Follow TV Tropes

Reviews Series / American Horror Story Roanoke

Go To

RoyFlowers Since: Feb, 2013
10/25/2017 19:59:40 •••

Oh, sweet, bloody effort

Like the previous reviewer, I'd basically given up on American Horror Story. I did not keep up with Roanoke when it was airing, nor am I keeping up with Cult. It's a series that, despite all of its glowing qualities, regularly gets my hopes up only to disappoint me. When the sixth season came to Netflix, I clicked on the first episode more out of boredom than genuine interest; just something mildly October-esque to watch as I ate dinner.

I was pleasantly surprised to find that I was not agitated by the first episode or the season's documentary/found footage/reality television schtick. I was intrigued, actually. Still, I continued on with caution. This show always does a pretty damn good job of wrapping you up in the new story, characters and setting with its first few episodes, only to pathetically fumble the ball for the rest of the season until the "story" just sort of ends wherever.

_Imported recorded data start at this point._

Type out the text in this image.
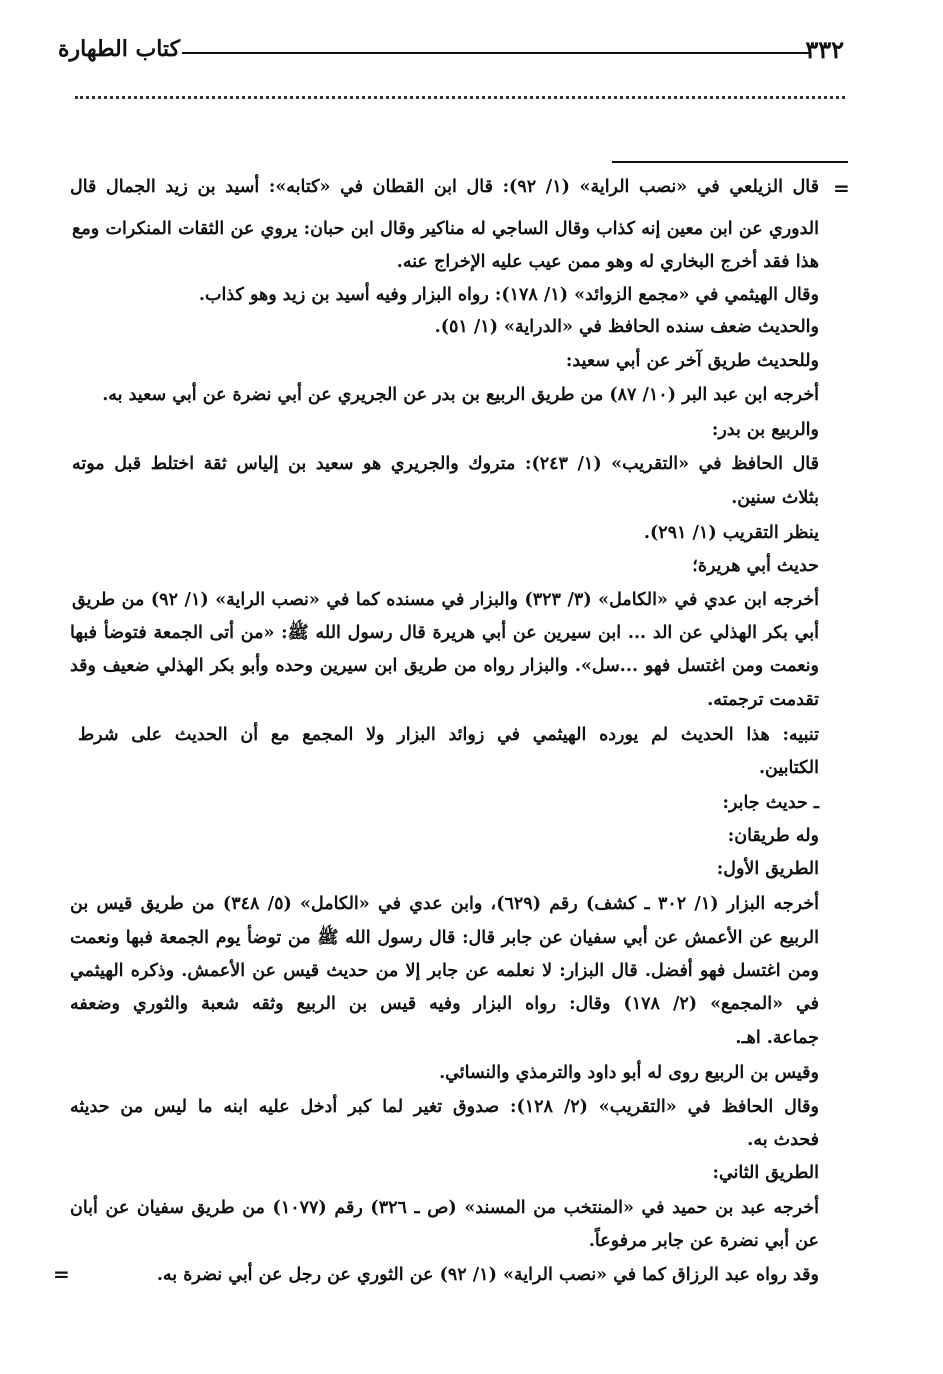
٣٣٢
كتاب الطهارة
=
=
قال الزيلعي في «نصب الراية» (١/ ٩٢): قال ابن القطان في «كتابه»: أسيد بن زيد الجمال قال
الدوري عن ابن معين إنه كذاب وقال الساجي له مناكير وقال ابن حبان: يروي عن الثقات المنكرات ومع
هذا فقد أخرج البخاري له وهو ممن عيب عليه الإخراج عنه.
وقال الهيثمي في «مجمع الزوائد» (١/ ١٧٨): رواه البزار وفيه أسيد بن زيد وهو كذاب.
والحديث ضعف سنده الحافظ في «الدراية» (١/ ٥١).
وللحديث طريق آخر عن أبي سعيد:
أخرجه ابن عبد البر (١٠/ ٨٧) من طريق الربيع بن بدر عن الجريري عن أبي نضرة عن أبي سعيد به.
والربيع بن بدر:
قال الحافظ في «التقريب» (١/ ٢٤٣): متروك والجريري هو سعيد بن إلياس ثقة اختلط قبل موته
بثلاث سنين.
ينظر التقريب (١/ ٢٩١).
حديث أبي هريرة؛
أخرجه ابن عدي في «الكامل» (٣/ ٣٢٣) والبزار في مسنده كما في «نصب الراية» (١/ ٩٢) من طريق
أبي بكر الهذلي عن الد ... ابن سيرين عن أبي هريرة قال رسول الله ﷺ: «من أتى الجمعة فتوضأ فبها
ونعمت ومن اغتسل فهو ...سل». والبزار رواه من طريق ابن سيرين وحده وأبو بكر الهذلي ضعيف وقد
تقدمت ترجمته.
تنبيه: هذا الحديث لم يورده الهيثمي في زوائد البزار ولا المجمع مع أن الحديث على شرط
الكتابين.
ـ حديث جابر:
وله طريقان:
الطريق الأول:
أخرجه البزار (١/ ٣٠٢ ـ كشف) رقم (٦٢٩)، وابن عدي في «الكامل» (٥/ ٣٤٨) من طريق قيس بن
الربيع عن الأعمش عن أبي سفيان عن جابر قال: قال رسول الله ﷺ من توضأ يوم الجمعة فبها ونعمت
ومن اغتسل فهو أفضل. قال البزار: لا نعلمه عن جابر إلا من حديث قيس عن الأعمش. وذكره الهيثمي
في «المجمع» (٢/ ١٧٨) وقال: رواه البزار وفيه قيس بن الربيع وثقه شعبة والثوري وضعفه
جماعة. اهـ.
وقيس بن الربيع روى له أبو داود والترمذي والنسائي.
وقال الحافظ في «التقريب» (٢/ ١٢٨): صدوق تغير لما كبر أدخل عليه ابنه ما ليس من حديثه
فحدث به.
الطريق الثاني:
أخرجه عبد بن حميد في «المنتخب من المسند» (ص ـ ٣٢٦) رقم (١٠٧٧) من طريق سفيان عن أبان
عن أبي نضرة عن جابر مرفوعاً.
وقد رواه عبد الرزاق كما في «نصب الراية» (١/ ٩٢) عن الثوري عن رجل عن أبي نضرة به.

It's still got some big flaws, but Roanoke is really one of AHS's better seasons; it's on equal footing with Asylum and Murder House. They actually correct some of the mistakes that have ruined previous seasons. For one thing, the story feels like an actual story. Aside from a tacked-on ending standard to this series (which, even that still fits with the rest of the story), Roanoke is tight and intense and doesn't get as excessively campy as some previous seasons. In fact, here the campiness isn't just for cheap, trashy laughs, but it's all fairly in-character and lightens the mood when needed desperately. I'm also pleased that they tried writing characters this season, and not just vapid, garish, walking cliches who all inevitably become inhuman murderers with no consistent sense of morality. While occasionally over the top, most of these characters at least feel like actual humans. The show also doesn't try to constantly bash you over the head with its messages and symbolism; it saves that for the second half of the season, where such blatant stuff actually adds to this particular story.

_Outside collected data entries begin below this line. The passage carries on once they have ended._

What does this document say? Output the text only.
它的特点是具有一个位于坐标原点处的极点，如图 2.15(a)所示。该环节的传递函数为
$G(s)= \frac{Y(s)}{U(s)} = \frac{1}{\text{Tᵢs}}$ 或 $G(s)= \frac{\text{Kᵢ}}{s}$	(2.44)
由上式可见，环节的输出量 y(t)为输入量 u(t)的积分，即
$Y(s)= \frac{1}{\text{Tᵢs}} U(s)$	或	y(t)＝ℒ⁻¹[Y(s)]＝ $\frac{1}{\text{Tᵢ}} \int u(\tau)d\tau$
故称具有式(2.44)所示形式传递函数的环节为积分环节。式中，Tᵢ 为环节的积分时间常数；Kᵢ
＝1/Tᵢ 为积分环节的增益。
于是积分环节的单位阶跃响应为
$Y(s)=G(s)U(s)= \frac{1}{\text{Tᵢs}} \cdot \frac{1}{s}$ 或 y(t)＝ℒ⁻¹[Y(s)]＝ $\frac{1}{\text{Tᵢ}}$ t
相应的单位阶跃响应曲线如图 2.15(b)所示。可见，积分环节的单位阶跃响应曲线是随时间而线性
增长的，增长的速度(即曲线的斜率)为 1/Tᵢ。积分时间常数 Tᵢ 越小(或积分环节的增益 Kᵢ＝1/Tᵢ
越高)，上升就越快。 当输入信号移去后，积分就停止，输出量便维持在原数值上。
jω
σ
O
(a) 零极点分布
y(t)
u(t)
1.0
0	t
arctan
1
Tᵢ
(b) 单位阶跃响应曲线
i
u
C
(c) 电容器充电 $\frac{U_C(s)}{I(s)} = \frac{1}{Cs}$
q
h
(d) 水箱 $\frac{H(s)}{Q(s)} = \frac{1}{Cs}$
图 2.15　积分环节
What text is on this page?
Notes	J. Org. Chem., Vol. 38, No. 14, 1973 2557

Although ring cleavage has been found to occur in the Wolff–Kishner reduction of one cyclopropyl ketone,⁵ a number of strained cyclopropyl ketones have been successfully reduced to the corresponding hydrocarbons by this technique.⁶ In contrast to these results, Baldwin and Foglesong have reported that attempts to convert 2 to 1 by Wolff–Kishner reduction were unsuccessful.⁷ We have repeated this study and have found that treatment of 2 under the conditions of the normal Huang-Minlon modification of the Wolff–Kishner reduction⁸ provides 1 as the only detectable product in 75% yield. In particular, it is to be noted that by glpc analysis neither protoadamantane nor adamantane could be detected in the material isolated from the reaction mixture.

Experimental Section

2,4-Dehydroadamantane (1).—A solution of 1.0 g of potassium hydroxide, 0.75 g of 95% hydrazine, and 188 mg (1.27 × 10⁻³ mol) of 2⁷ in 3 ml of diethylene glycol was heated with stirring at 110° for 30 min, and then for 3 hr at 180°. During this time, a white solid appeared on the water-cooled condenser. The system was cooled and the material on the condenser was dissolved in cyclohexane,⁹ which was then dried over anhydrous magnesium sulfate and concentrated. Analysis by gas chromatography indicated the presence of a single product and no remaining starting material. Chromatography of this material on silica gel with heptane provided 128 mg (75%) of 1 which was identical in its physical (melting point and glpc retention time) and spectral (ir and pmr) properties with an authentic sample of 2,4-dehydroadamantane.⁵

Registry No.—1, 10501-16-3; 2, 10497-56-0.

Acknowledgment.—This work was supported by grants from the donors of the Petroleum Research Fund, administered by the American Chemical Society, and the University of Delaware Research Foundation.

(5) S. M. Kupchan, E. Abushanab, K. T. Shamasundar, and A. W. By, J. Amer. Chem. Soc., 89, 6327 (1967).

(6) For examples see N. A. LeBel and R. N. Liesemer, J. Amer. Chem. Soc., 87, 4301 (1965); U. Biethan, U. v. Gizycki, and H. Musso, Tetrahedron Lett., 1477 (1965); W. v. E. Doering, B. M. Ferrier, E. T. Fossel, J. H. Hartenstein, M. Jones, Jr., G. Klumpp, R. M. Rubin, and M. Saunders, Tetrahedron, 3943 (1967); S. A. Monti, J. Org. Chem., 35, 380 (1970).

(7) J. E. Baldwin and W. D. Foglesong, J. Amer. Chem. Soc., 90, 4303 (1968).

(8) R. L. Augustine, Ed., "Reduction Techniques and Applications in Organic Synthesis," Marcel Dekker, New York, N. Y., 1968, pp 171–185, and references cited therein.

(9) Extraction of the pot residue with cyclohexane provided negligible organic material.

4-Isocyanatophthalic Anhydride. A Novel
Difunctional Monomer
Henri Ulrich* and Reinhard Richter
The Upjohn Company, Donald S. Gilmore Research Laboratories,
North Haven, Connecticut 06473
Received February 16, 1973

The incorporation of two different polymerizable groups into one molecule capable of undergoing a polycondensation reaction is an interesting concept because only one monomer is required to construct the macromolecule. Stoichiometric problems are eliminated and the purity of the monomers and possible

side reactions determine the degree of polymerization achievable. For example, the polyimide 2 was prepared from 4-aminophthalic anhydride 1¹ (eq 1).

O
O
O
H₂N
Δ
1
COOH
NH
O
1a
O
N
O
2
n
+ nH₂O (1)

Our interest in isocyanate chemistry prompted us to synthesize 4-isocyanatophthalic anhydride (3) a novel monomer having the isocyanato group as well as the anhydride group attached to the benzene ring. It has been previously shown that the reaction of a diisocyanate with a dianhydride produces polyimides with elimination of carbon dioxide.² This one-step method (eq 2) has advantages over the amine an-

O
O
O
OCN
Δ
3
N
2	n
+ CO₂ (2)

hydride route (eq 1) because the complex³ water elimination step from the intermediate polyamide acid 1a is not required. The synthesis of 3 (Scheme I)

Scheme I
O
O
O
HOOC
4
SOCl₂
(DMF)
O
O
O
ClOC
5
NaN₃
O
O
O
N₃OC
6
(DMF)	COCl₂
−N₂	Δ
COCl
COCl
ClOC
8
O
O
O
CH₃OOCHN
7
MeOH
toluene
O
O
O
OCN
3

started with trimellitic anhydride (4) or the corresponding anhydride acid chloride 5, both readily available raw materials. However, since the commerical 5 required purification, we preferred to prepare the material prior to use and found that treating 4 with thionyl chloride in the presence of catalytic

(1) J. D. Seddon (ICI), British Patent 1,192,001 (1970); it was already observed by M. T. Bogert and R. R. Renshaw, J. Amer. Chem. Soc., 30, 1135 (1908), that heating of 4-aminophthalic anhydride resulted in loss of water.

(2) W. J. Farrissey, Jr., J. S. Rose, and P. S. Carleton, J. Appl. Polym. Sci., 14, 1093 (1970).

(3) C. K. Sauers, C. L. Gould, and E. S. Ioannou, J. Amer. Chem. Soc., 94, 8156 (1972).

This is definitely the most unique use of the AHS cast. Some of them have at least two to three roles, since they are playing characters who are actors playing other characters. The main and secondary characters switch places in the second half of the season. Lady Gaga, Alexandra Daddario and Finn Wittrock — after playing vampire sex gods last season — are all damn-near unrecognizable here as hideous backwoods freaks.

At the very least, this whole season is better than the majority of found footage movies "based on true events" that have come out in the last 10 or 15 years. They do an even better job at capitalizing on that particular gimmick than even last season with it's horror hotel themes.

Although AHS still upholds style over substance, I found Roanoke to be a solid piece of TV. It isn't perfect, but it's far superior to the creative disasters that were last the two or three seasons.